Falkowski’s explanation for this alchemy involves the Wilson Cycle, where silica-rich rocks thick with organic matter get pushed up from the ocean onto land. This process, which probably first occurred three billion years ago, enabled the evolution of oxygenic photosynthesis, says Falkowski. By means of “mass independent fractionation of sulfur isotopes,” the creation of ozone, and nitrogen fixing, the Earth witnessed “a great oxidation event” around 2.3 billion years ago, triggering a shift from anaerobic to an aerobic environment in the oceans.

Suddenly (geologically speaking), the conditions were ripe for life. In Falkowski’s words, this was the “big flip.” The right ocean chemistries encouraged the emergence of primitive biological cycles. Ocean-based bacteria and other simple life forms developed the photosynthetic machinery for feeding themselves, generating oxygen and recycling nitrogen and phosphorus. In the last 200 million years, oxygen production climbed, leading to a proliferation of life forms. The rise of large placental mammals can be seen as the “evolutionary consequence of the rise of oxygen,” says Falkowski.

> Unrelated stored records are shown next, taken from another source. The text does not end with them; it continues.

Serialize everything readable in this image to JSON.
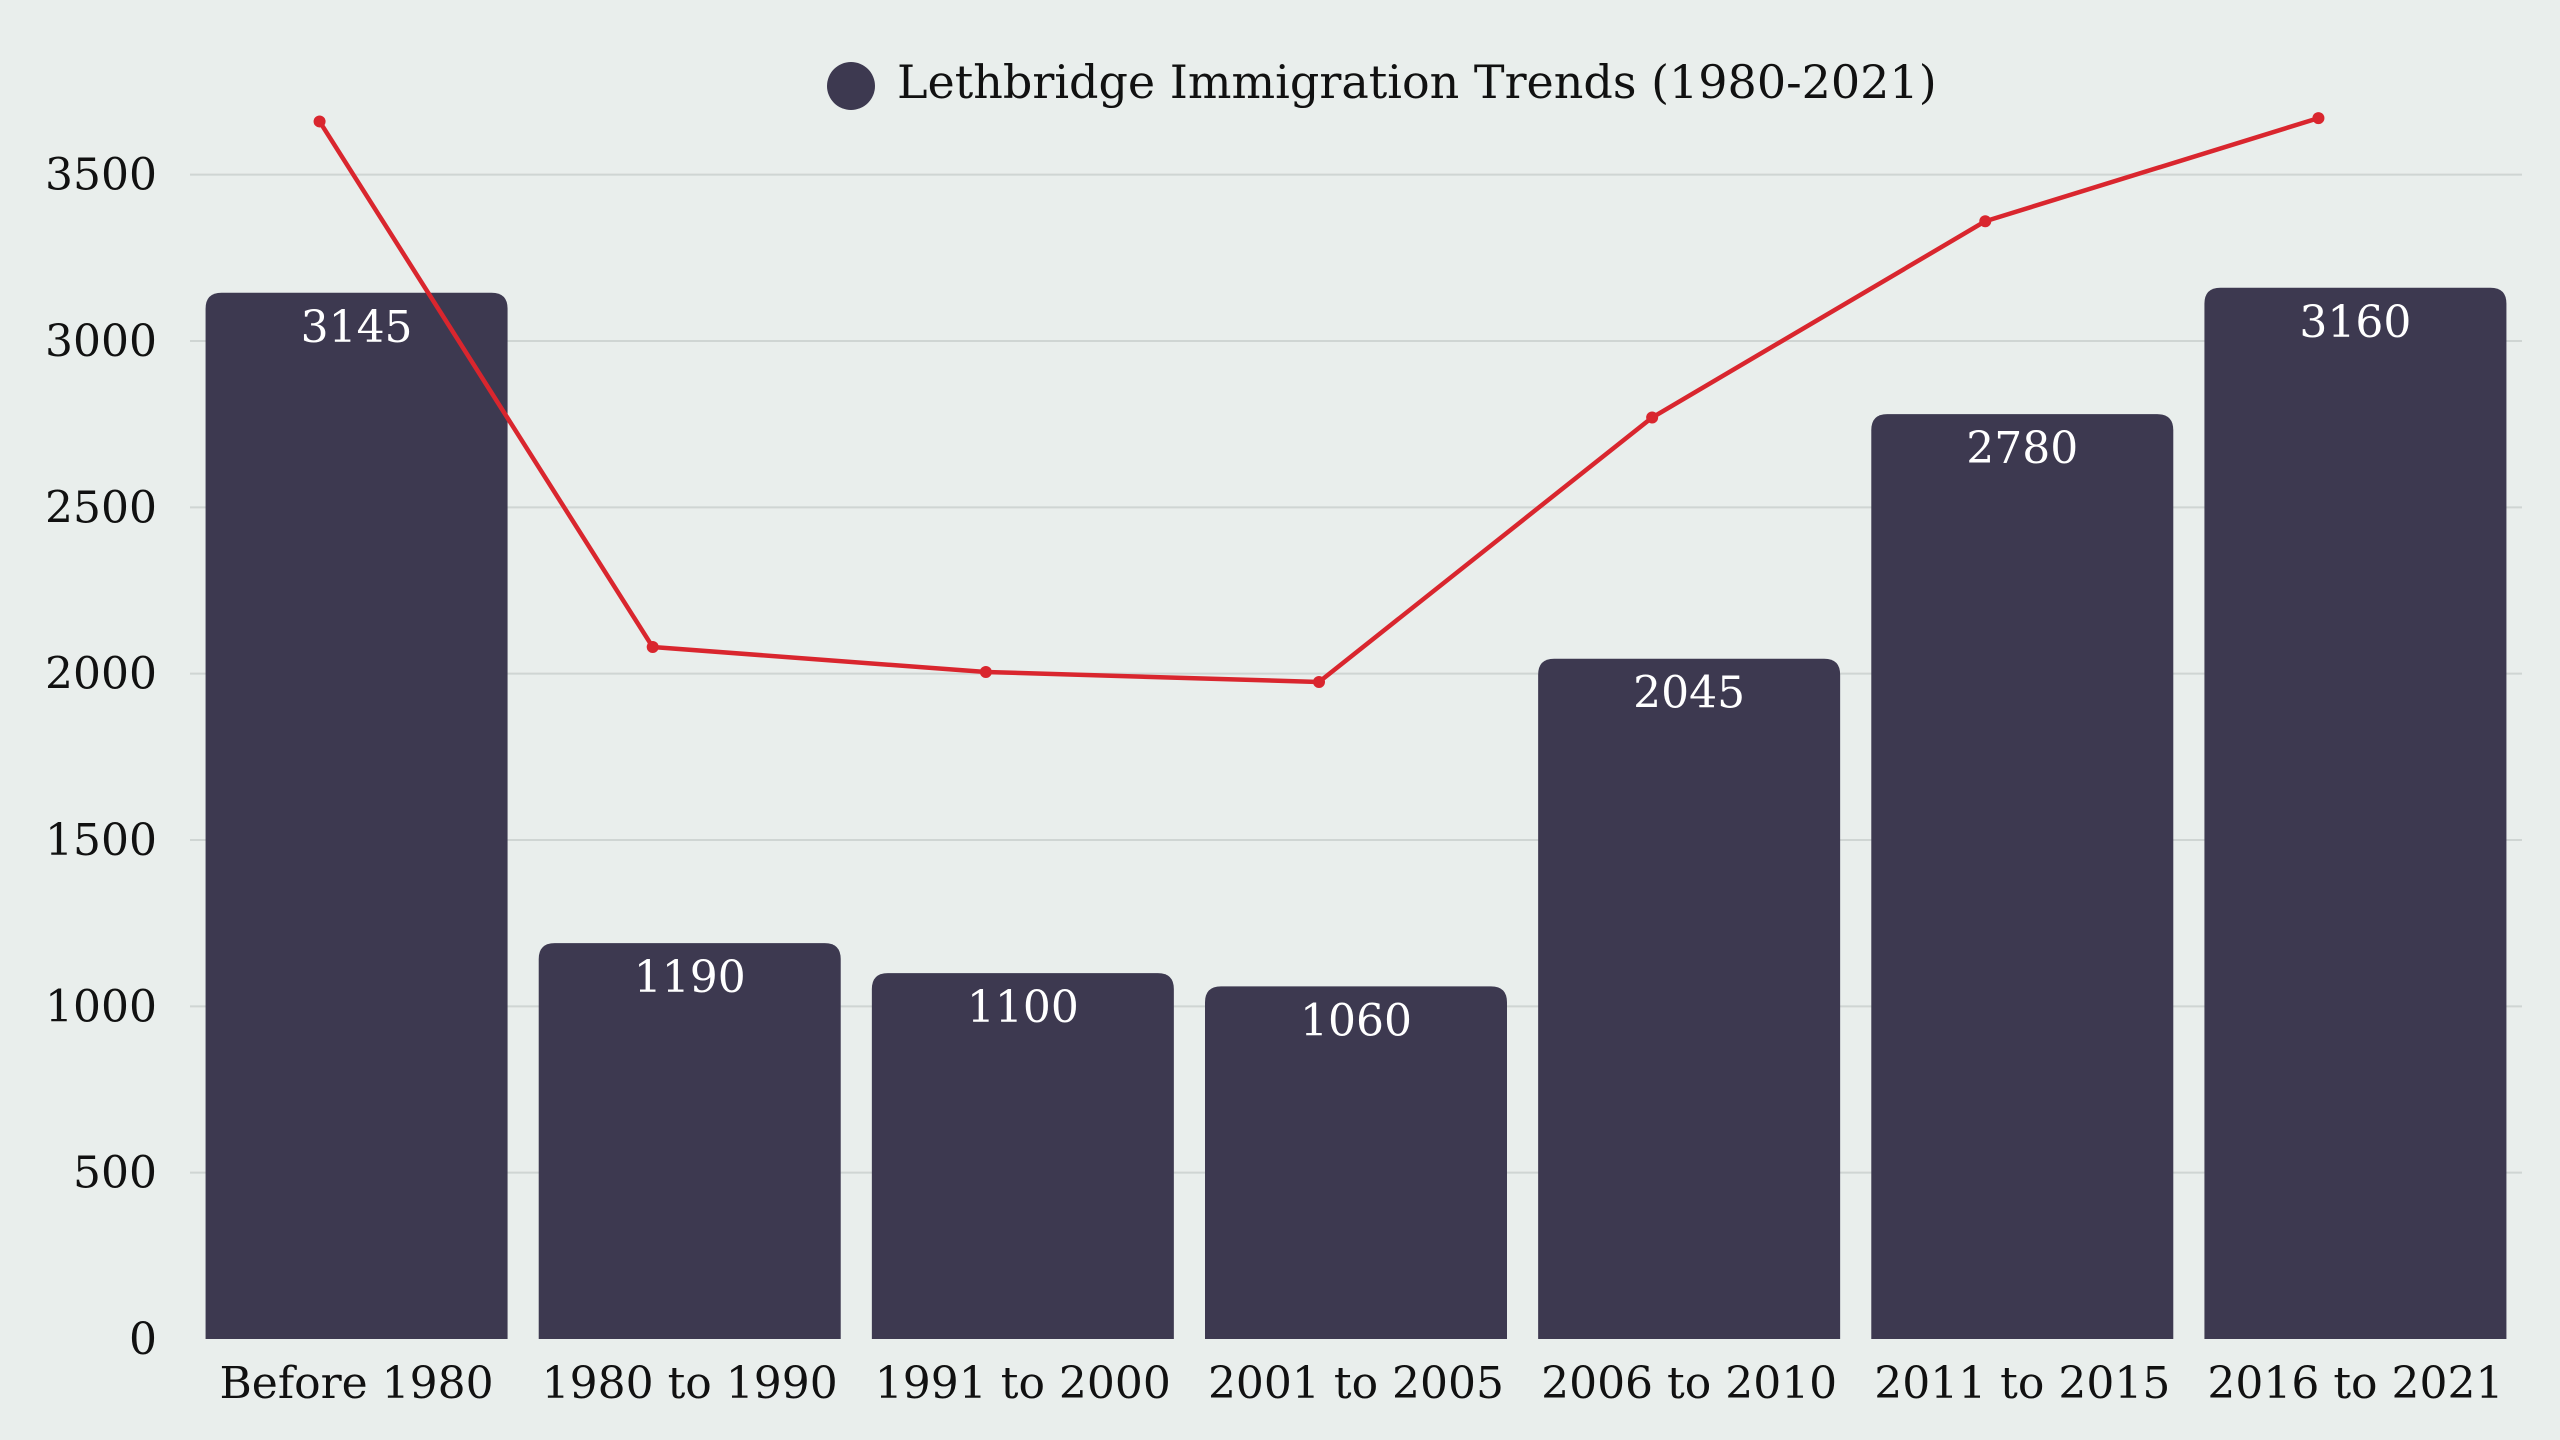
{
  "chart_data": {
    "type": "bar",
    "categories": [
      "Before 1980",
      "1980 to 1990",
      "1991 to 2000",
      "2001 to 2005",
      "2006 to 2010",
      "2011 to 2015",
      "2016 to 2021"
    ],
    "series": [
      {
        "name": "Lethbridge Immigration Trends (1980-2021)",
        "type": "bar",
        "values": [
          3145,
          1190,
          1100,
          1060,
          2045,
          2780,
          3160
        ],
        "color": "#3d3950"
      },
      {
        "type": "line",
        "values": [
          3660,
          2080,
          2005,
          1975,
          2770,
          3360,
          3670
        ],
        "color": "#d9262e"
      }
    ],
    "yticks": [
      0,
      500,
      1000,
      1500,
      2000,
      2500,
      3000,
      3500
    ],
    "ylim": [
      0,
      3650
    ],
    "grid": true,
    "legend_position": "top-center",
    "data_labels": true
  }
}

But the delicately balanced metabolic processes on which life depends are now moving out of equilibrium, he says. “In the last 150 years, humans have extracted huge amounts of buried organic matter and consumed it at unprecedented rates in recent geological memory. The result is a change in temperature of the Earth and atmospheric concentrations of CO2.” The glaciers are going. Falkowski sees a faint hope for the planet if humans can figure out how to scale up such biochemical reactions as hydrogen generation from the splitting of water or creation of fuels from cellulose.